The following was quoted by Soo Inn Tan in his weekly e-commentary, Grace at Work. It deserves to be read by more people.
“An excellent way to address our tendencies to overwork and to overestimate our irreplaceability is to incorporate some Sabbath observance into our lives. Sabbath time requires us to stop doing what we usually do and surrender for a while our efforts to act upon the world. If we regularly suspend our usual activities and simply let things be, it is likely to become apparent to us, over time, that our intervention is not continually required.
In discussing Sabbath practices drawn from a wide range of spiritual traditions, the minister and therapist Wayne Muller noted, ‘The problem is not necessarily working hard, the problem is working so hard and long without rest that we begin to imagine we’re the ones making everything happen. We begin to feel a growing, gnawing sense of responsibility and grandiosity about how important our work is and how we can’t stop because everything is on our shoulders.

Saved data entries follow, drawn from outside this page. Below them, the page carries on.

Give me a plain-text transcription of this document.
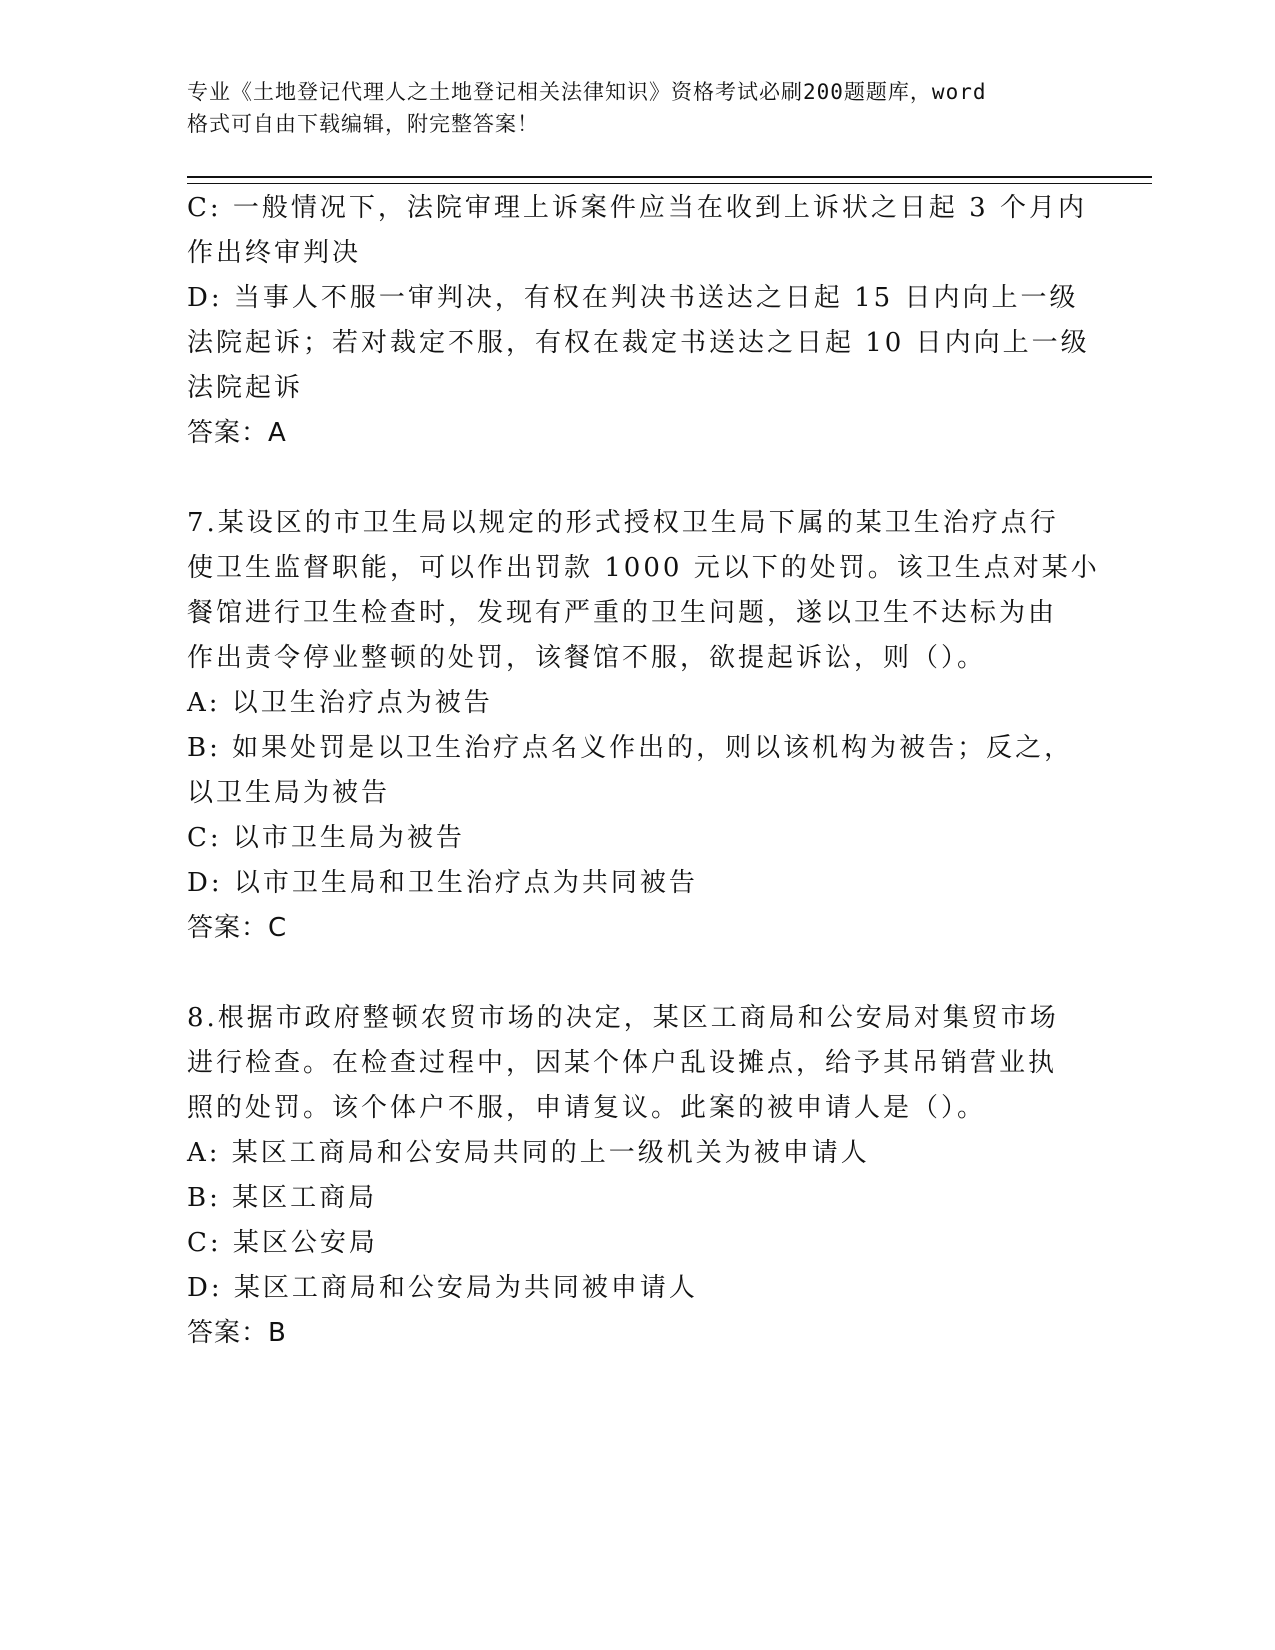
专业《土地登记代理人之土地登记相关法律知识》资格考试必刷200题题库，word
格式可自由下载编辑，附完整答案！
C: 一般情况下，法院审理上诉案件应当在收到上诉状之日起 3 个月内
作出终审判决
D: 当事人不服一审判决，有权在判决书送达之日起 15 日内向上一级
法院起诉；若对裁定不服，有权在裁定书送达之日起 10 日内向上一级
法院起诉
答案：A
7.某设区的市卫生局以规定的形式授权卫生局下属的某卫生治疗点行
使卫生监督职能，可以作出罚款 1000 元以下的处罚。该卫生点对某小
餐馆进行卫生检查时，发现有严重的卫生问题，遂以卫生不达标为由
作出责令停业整顿的处罚，该餐馆不服，欲提起诉讼，则（）。
A: 以卫生治疗点为被告
B: 如果处罚是以卫生治疗点名义作出的，则以该机构为被告；反之，
以卫生局为被告
C: 以市卫生局为被告
D: 以市卫生局和卫生治疗点为共同被告
答案：C
8.根据市政府整顿农贸市场的决定，某区工商局和公安局对集贸市场
进行检查。在检查过程中，因某个体户乱设摊点，给予其吊销营业执
照的处罚。该个体户不服，申请复议。此案的被申请人是（）。
A: 某区工商局和公安局共同的上一级机关为被申请人
B: 某区工商局
C: 某区公安局
D: 某区工商局和公安局为共同被申请人
答案：B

We forget that forces much larger than we are, in fact, do most of the work.'”
[Anne Winchell Silver, TRUSTWORTHY CONNECTIONS, p. 88-89]
It is good for me to have this break from work, though I am not idle. It is so easy as a doctor to “begin to feel a growing, gnawing sense of responsibility and grandiosity about how important our work is and how we can’t stop because everything is on our shoulders.” Right now there is no-one who depends on me for anything much, except my “nearest and dearest”! And that is definitely a good thing. They have not had much of me in the last few years. Perhaps I am beginning to understand right priorities, but without this time off I may never have noticed, being so taken up with my own self importance and indispensability.